TIRANA, Jan. 23 – Many Tirana residents, mostly students, joined a protest march to honor Ariela Murati, a young woman who was shot dead on Sunday after rejecting the advances of a former classmate.
Holding wreaths, candles and pictures of the deceased, citizens marched from the University of Tirana’s Faculty of Law to the University of Medicine, in front of which Murati was shot, in silent protest against violence towards women.
The Gender-Based Violence Monitoring Network called on authorities to urgently take extra measures to protect victims against a trend plaguing Albanian society.
While 21-year-old Murati was shot in Tirana, Paola Visha, of the same age, was shot in the city of Vlora the same week.
These are just the latest in a series of homicides that have lately shook society and placed violence against women under the spotlight.
A big number of civil society organizations addressed the parliament, president’s office and government with a letter asking for ways to bring cases of any kind of violence against women and girls to attention, including threats in both public and private affairs.

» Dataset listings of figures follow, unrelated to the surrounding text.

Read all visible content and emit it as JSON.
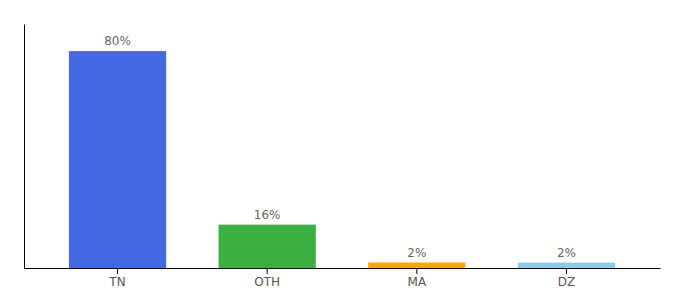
{
  "chart_data": {
    "type": "bar",
    "categories": [
      "TN",
      "OTH",
      "MA",
      "DZ"
    ],
    "values": [
      80,
      16,
      2,
      2
    ],
    "value_labels": [
      "80%",
      "16%",
      "2%",
      "2%"
    ],
    "colors": [
      "#4169E1",
      "#3CB043",
      "#FFA500",
      "#87CEEB"
    ],
    "ylim": [
      0,
      90
    ],
    "data_labels": true,
    "tick_labels": "x"
  }
}
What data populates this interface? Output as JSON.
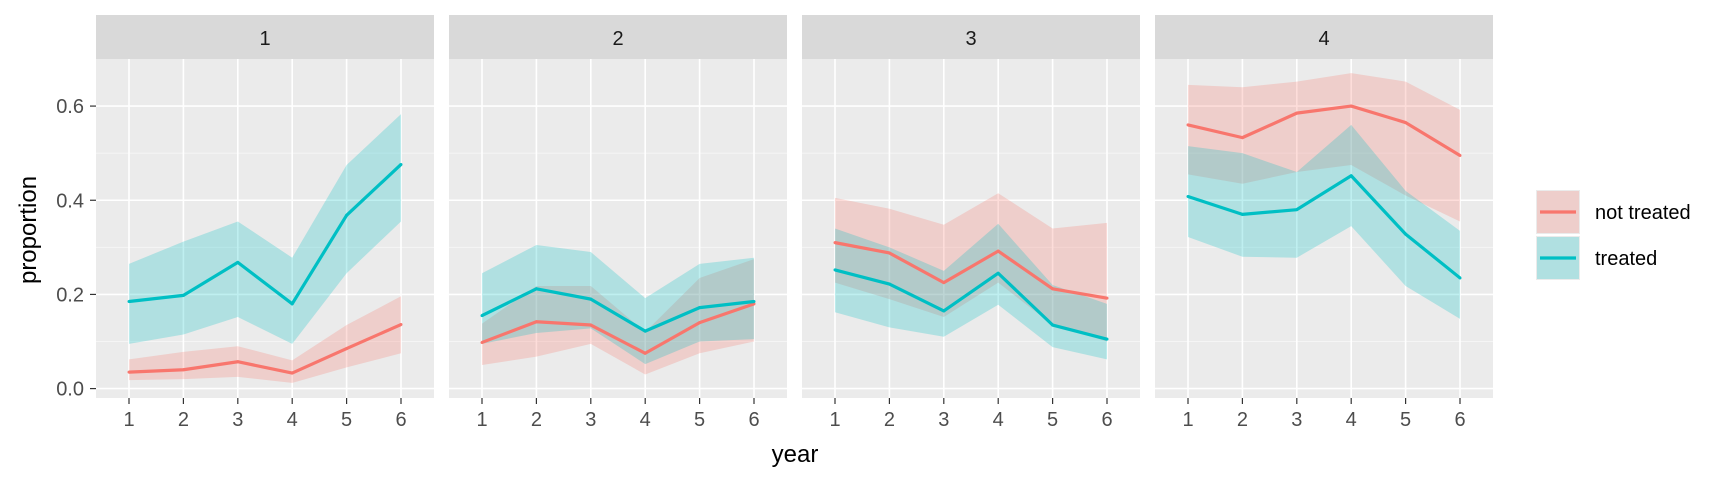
{
  "chart_data": {
    "type": "line",
    "xlabel": "year",
    "ylabel": "proportion",
    "x": [
      1,
      2,
      3,
      4,
      5,
      6
    ],
    "ylim": [
      -0.02,
      0.7
    ],
    "yticks": [
      0.0,
      0.2,
      0.4,
      0.6
    ],
    "ytick_labels": [
      "0.0",
      "0.2",
      "0.4",
      "0.6"
    ],
    "grid": true,
    "legend_position": "right",
    "legend": [
      {
        "name": "not treated",
        "color": "#F8766D"
      },
      {
        "name": "treated",
        "color": "#00BFC4"
      }
    ],
    "panels": [
      {
        "label": "1",
        "series": [
          {
            "name": "not treated",
            "values": [
              0.035,
              0.04,
              0.057,
              0.033,
              0.085,
              0.136
            ],
            "lower": [
              0.018,
              0.02,
              0.025,
              0.012,
              0.045,
              0.075
            ],
            "upper": [
              0.062,
              0.078,
              0.09,
              0.06,
              0.135,
              0.196
            ]
          },
          {
            "name": "treated",
            "values": [
              0.185,
              0.198,
              0.268,
              0.18,
              0.368,
              0.476
            ],
            "lower": [
              0.095,
              0.115,
              0.152,
              0.095,
              0.245,
              0.355
            ],
            "upper": [
              0.265,
              0.312,
              0.355,
              0.278,
              0.475,
              0.583
            ]
          }
        ]
      },
      {
        "label": "2",
        "series": [
          {
            "name": "not treated",
            "values": [
              0.098,
              0.142,
              0.135,
              0.075,
              0.14,
              0.18
            ],
            "lower": [
              0.05,
              0.068,
              0.095,
              0.03,
              0.075,
              0.1
            ],
            "upper": [
              0.138,
              0.218,
              0.218,
              0.12,
              0.235,
              0.275
            ]
          },
          {
            "name": "treated",
            "values": [
              0.155,
              0.212,
              0.19,
              0.122,
              0.172,
              0.185
            ],
            "lower": [
              0.095,
              0.118,
              0.128,
              0.052,
              0.1,
              0.105
            ],
            "upper": [
              0.245,
              0.305,
              0.29,
              0.192,
              0.265,
              0.278
            ]
          }
        ]
      },
      {
        "label": "3",
        "series": [
          {
            "name": "not treated",
            "values": [
              0.31,
              0.288,
              0.225,
              0.292,
              0.212,
              0.192
            ],
            "lower": [
              0.225,
              0.19,
              0.152,
              0.225,
              0.135,
              0.1
            ],
            "upper": [
              0.405,
              0.382,
              0.348,
              0.415,
              0.34,
              0.352
            ]
          },
          {
            "name": "treated",
            "values": [
              0.252,
              0.222,
              0.165,
              0.245,
              0.135,
              0.105
            ],
            "lower": [
              0.162,
              0.13,
              0.11,
              0.178,
              0.088,
              0.062
            ],
            "upper": [
              0.34,
              0.3,
              0.25,
              0.35,
              0.22,
              0.18
            ]
          }
        ]
      },
      {
        "label": "4",
        "series": [
          {
            "name": "not treated",
            "values": [
              0.56,
              0.533,
              0.585,
              0.6,
              0.565,
              0.495
            ],
            "lower": [
              0.455,
              0.435,
              0.46,
              0.475,
              0.41,
              0.355
            ],
            "upper": [
              0.645,
              0.64,
              0.652,
              0.67,
              0.652,
              0.592
            ]
          },
          {
            "name": "treated",
            "values": [
              0.408,
              0.37,
              0.38,
              0.452,
              0.328,
              0.235
            ],
            "lower": [
              0.322,
              0.28,
              0.278,
              0.345,
              0.218,
              0.148
            ],
            "upper": [
              0.515,
              0.5,
              0.46,
              0.56,
              0.42,
              0.335
            ]
          }
        ]
      }
    ]
  }
}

“No one has the right to consider girls and women as their property. A refusal to participate in a love relationship, cohabitation or marriage or the right to break these relationships off are a human right and should be respected from everyone,” the civil society’s statement said.
Members of the network also asked for a review of the existing legislation, so that additional measures against family violence can be included.
According to them, a number of international conventions require that restraining and protective orders be available for victims of any kind of violence.
It was highlighted, in the letter, that the implementation of regulation against gender-based violence has lacked coordination from different institutions, thus making it ineffective in many cases.
“These institutions, in cooperation with civil society organizations, should take effective and coordinated measures to raise awareness, prevent, protect from violence and offer special support services for all gender-based violence victims,” the letter continued.
In addition, they also called on every woman and girl that feels threatened, scared or violated in her private or public life to come forward and fearlessly denounce cases of threats and violence to the nearest authorities.
“The police needs additional training to be better prepared for any threat situation and to better evaluate the danger that could come from those threats, to avoid extreme cases of violence,” the letter added.
In the Tirana shooting case, Albanian media also came under criticism for dealing with the story in lurid details, invading the privacy of what would have otherwise been a private matter.
The attacker had romantically pursued the victim and after being repeatedly rejected decided to commit a murder-suicide. He shot the victim dead, but is hanging on to life in a comma after shooting himself in the head.